# poulan leaf blower wont stay runnig



## bell9440 (Apr 7, 2012)

I bought this last year and it worked great all year.I pulled it out of the shed this year and it will run good for about 10 sec then dies.it will start rite back up the run another 10 sec the die.I have tried new fuel it doesn't seem to change anything.I noticed the filter was off the fuel line so I put it back on.there was a little black fuel line coupling in the tank that I am not sure where it goes.rite now I have the gas line in the bottom of the tank with the filter on it and the return line barely sticks threw into the tank.does anyone have any ideas?


----------



## Rentahusband (Aug 25, 2008)

Is there a warranty left on it?
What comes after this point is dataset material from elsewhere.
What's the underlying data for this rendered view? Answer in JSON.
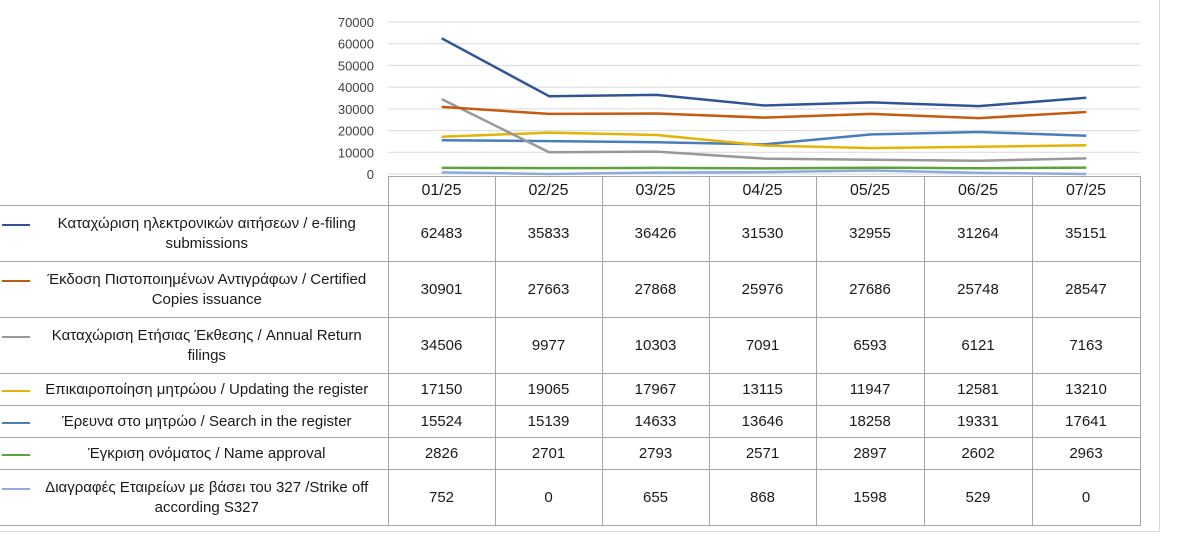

Sounds like there is blockage in the carb. Are you familiar with cleaning these carbs??


----------



## geogrubb (Jul 28, 2006)

If the fuel filter was off the fuel line the fuel line is bad and needs to be replaced, it has a hole in it somewhere and sucking air instead of fuel. Make yourself a drawing or take a picture so you have the line routing. Have a good one. Geo


----------



## Rentahusband (Aug 25, 2008)

Some pretty poor quality fuel line if it has deteriorated already.


----------



## d55555688 (Sep 3, 2013)

*take a look at the housing bolts*

my poulan blower at first was hard to start and continuously had to trigger the throttle to keep it going. then one day it wouldn't start. I would first take of the cover to the carbuator, and the black engine cover. Looking at the engine I could see the top of the head bolts were a little loose. Taking compression away. Tighten the allen head bolts and it is running again. Even the directions say to check this yearly. hope this helps.


----------



## reaglebeagle (Apr 21, 2010)

The fuel line coupling you found in the bottom of the tank more than likely goes into the end of your return line inside the tank. Thats the reason you are probably only seeing a little bit of the line inside the tank. I would replace both lines, like Geo said. When you replace the return line, feed enough line down through the hole in the top of the tank so you can pull it out the cap opening. Then place the coupling in the end of the feul line and pull it back up until the coupling is tight to the inside of tank. 

Don't forget to cut the fuel line end at a 45 degree angle before you try and feed it into the small opening in top of the tank. This makes it alot easier to start feeding the line into the tank. Before you insert the coupling into the end of the line, cut that angled end off to make if straight.


----------